In (9), let \(w = \left( x^*, y^*, \lambda \right) \), where \(\lambda = \lambda ^* + e\), and e is a vector satisfying \( - {e^T}\left( {A{{\bar{x}}_k} + B{{\bar{y}}_k} - b} \right) = {\left\| {A{{\bar{x}}_k} + B{{\bar{y}}_k} - b} \right\| ^2}\).

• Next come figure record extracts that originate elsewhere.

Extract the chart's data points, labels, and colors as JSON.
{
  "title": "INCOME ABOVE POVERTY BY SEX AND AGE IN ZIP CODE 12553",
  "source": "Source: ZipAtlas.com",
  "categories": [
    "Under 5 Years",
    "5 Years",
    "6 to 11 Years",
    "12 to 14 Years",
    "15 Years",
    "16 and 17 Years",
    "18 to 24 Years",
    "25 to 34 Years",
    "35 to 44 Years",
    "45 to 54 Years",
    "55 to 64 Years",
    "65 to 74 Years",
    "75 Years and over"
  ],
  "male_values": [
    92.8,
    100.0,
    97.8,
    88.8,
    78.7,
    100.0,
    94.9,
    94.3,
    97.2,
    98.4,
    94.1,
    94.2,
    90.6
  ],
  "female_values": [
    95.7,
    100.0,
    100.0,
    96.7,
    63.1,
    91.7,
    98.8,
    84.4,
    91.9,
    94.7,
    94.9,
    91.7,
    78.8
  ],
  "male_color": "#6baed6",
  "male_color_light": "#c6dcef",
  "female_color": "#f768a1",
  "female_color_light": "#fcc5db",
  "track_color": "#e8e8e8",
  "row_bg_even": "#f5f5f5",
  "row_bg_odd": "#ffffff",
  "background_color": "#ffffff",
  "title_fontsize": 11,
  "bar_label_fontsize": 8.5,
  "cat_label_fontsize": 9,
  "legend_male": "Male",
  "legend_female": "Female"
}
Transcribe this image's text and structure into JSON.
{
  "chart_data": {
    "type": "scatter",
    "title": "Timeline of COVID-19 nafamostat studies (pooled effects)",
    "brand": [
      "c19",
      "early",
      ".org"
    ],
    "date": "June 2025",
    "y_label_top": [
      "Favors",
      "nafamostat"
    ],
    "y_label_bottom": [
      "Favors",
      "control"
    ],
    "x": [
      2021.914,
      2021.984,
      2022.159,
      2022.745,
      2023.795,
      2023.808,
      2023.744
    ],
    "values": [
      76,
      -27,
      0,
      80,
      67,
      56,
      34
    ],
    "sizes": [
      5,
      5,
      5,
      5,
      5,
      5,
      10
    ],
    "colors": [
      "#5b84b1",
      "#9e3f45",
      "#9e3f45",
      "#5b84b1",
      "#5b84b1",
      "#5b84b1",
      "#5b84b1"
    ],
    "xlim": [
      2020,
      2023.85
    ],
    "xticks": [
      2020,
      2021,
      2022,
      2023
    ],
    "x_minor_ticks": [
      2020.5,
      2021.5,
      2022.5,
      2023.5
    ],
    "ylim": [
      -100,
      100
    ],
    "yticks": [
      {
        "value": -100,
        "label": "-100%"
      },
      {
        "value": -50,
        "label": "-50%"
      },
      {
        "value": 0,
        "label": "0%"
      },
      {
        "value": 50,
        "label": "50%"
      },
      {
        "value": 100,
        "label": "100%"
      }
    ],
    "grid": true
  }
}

Then, similar to the proof idea of getting (26), we get
$$\begin{aligned} \begin{aligned}&\mathbb {E}\left[ \left\| A \bar{x}_k+B \bar{y}_k-b\right\| ^2\right] \\ \le&\frac{1}{2(k+1)}\left( M\left\| x^0-x^*\right\| _{G_{1,0}}^2+\left\| y^0-y^*\right\| _{\frac{\beta }{\alpha } B^T B+G_2}^2+\frac{2}{\beta \alpha }\left\| \lambda ^0-\lambda ^*\right\| ^2\right) \\&+\frac{1}{2 \sqrt{k}}\left( \sigma ^2+\left\| x^0-x^*\right\| _{G_{1,0}}^2\right) +\frac{1}{\beta \alpha (k+1)} \mathbb {E}\left[ \left\| A \bar{x}_k+B \bar{y}_k-b\right\| ^2\right] \\&+ \frac{1-\alpha }{(k+1) \alpha }\left( \lambda ^0-\lambda ^*\right) ^T B\left( y^0-y^*\right) \end{aligned} \end{aligned}$$
(37)
Arranging this inequality, we obtain the desired bound and the proof is completed. \(\square \)